Exactly, you have to keep monitoring them and likely re -dose the naloxone.

Chapter 14 points out how crucial community availability of naloxone is now, with nasal strays and auto -injectors.

As a prescriber, emergency counseling for the patient and family is non -negotiable, especially for patients with underlying respiratory risks like COPD or sleep apnea.

Just to contrast, we also have naltrexone.

It's an antagonist similar to naloxone but has a much longer duration of action and can be given orally.

A single dose blocks the effects of injected heroin for up to 24 hours.

It's used for rapid detox and maintenance, but it does carry a risk of hepatotoxicity, so you have to monitor liver function.

It is honestly mind -blowing to consider the scale of what we've just covered.

We are manipulating a system that evolved over millions of years.

It really is, this entire massive pharmaceutical landscape with all its varied receptor affinities, its dangerous active metabolites, its profound body -wide impacts from your breathing to your GI tract.

It all exists simply because humans figured out how to biochemically hijack the endogenous pain management system.

Our bodies were already running via natural endorphins.

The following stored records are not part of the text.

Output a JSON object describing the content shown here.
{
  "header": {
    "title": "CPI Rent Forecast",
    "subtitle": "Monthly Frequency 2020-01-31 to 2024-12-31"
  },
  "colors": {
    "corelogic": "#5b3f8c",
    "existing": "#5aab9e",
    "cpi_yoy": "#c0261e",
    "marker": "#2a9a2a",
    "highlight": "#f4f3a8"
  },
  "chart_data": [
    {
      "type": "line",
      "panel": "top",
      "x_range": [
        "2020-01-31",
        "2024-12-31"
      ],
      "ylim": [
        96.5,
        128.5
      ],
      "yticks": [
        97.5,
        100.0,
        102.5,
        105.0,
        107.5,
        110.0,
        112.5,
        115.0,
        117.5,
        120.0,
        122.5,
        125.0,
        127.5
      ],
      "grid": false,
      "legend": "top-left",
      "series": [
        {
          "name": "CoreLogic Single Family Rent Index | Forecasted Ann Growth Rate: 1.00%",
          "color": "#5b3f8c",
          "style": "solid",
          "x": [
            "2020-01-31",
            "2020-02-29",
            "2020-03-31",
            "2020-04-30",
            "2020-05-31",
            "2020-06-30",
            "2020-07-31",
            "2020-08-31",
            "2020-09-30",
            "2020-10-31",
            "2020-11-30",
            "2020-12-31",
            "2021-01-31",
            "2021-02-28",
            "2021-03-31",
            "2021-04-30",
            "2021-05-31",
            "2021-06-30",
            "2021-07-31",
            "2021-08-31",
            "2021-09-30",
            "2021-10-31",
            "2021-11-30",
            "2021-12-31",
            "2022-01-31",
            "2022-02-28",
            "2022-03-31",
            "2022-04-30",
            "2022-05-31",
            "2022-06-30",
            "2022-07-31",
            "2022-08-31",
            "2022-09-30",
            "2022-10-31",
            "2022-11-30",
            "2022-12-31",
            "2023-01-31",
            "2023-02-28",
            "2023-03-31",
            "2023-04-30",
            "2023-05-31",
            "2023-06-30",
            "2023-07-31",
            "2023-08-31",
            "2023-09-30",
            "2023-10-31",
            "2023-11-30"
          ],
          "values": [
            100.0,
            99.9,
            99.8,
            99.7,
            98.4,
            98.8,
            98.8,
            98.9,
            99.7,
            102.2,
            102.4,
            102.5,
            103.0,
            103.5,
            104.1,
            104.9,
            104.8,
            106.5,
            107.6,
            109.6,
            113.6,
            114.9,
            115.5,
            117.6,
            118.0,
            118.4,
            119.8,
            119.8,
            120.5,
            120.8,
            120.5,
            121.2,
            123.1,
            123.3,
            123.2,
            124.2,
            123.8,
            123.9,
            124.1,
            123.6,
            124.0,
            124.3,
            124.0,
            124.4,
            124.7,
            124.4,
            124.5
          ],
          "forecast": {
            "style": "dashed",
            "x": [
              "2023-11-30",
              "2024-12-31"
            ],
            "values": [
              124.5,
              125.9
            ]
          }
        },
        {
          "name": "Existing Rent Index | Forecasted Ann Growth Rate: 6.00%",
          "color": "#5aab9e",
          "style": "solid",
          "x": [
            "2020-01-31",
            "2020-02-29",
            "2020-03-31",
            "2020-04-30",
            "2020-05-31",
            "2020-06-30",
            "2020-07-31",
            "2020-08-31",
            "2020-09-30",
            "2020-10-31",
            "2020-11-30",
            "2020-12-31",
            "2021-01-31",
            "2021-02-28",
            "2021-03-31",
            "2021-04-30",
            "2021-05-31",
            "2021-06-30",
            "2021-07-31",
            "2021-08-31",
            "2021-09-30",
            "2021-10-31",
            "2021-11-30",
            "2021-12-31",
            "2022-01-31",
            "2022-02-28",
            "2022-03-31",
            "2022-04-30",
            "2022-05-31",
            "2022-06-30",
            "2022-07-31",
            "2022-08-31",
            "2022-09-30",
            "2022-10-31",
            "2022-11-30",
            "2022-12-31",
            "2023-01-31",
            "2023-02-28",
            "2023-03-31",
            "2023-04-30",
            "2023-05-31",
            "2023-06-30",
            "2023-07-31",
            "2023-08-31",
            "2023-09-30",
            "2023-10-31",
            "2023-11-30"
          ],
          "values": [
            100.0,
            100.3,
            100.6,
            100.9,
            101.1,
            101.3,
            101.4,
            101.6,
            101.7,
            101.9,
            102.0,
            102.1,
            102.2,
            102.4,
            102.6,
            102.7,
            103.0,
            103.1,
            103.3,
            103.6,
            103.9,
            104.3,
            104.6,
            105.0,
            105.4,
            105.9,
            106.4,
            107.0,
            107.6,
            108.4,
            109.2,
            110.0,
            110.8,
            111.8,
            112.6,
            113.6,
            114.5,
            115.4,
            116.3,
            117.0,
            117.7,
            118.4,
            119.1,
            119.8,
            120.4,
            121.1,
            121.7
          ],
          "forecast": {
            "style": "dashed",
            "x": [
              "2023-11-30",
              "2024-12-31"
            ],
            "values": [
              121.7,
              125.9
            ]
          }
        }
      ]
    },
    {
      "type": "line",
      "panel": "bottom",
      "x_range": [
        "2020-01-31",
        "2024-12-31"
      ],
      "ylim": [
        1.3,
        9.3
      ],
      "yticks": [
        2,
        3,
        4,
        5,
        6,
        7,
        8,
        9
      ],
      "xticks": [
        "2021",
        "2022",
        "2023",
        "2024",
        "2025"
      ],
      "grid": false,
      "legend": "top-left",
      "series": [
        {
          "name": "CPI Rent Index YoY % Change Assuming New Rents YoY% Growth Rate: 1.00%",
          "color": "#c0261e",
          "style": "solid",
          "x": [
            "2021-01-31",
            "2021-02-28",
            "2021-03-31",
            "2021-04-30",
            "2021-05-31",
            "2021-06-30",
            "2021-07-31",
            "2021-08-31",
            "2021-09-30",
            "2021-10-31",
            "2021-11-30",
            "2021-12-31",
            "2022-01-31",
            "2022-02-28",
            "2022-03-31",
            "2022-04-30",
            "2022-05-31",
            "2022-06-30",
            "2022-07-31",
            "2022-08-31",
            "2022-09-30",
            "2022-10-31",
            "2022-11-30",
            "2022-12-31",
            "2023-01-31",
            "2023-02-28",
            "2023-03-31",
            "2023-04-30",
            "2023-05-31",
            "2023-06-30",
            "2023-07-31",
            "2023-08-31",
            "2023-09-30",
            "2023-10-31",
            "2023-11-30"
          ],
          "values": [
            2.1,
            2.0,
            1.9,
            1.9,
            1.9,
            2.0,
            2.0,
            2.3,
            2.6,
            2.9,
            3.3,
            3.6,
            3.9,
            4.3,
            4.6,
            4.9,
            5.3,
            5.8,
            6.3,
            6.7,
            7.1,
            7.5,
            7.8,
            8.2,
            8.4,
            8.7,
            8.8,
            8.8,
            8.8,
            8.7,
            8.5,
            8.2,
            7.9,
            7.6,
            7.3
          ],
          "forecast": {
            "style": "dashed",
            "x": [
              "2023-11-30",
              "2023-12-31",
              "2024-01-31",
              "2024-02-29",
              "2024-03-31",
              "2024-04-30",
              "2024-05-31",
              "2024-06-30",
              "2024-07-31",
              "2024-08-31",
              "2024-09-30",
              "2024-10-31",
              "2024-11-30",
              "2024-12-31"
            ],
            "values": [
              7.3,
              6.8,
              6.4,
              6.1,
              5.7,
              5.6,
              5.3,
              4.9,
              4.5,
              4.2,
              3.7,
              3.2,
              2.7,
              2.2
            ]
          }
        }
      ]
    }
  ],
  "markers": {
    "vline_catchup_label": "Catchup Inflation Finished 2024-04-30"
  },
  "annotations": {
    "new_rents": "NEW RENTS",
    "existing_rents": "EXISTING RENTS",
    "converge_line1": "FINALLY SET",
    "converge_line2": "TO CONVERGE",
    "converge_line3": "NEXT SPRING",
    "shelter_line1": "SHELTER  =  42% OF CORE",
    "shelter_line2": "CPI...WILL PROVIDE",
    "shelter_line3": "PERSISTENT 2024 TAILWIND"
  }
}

We just figured out how to synthesize the key to our own internal locks.

It leaves you marveling at the sheer complexity of human physiology.

It's a powerful tool, but as we've seen, one that requires immense respect and understanding of the underlying chemistry.

So what does this all mean for you?

It means you now understand the mechanisms, the targets, and the clinical realities of Chapter 14.

You know why the dashboard warning light goes off and exactly how the chemical brakes stop the signal.

We hope this deep dive has clarified the muddy waters of opioid pharmacology for you.

From everyone here on the Last Minute Lecture Team, thank you for joining us and good luck on your exam.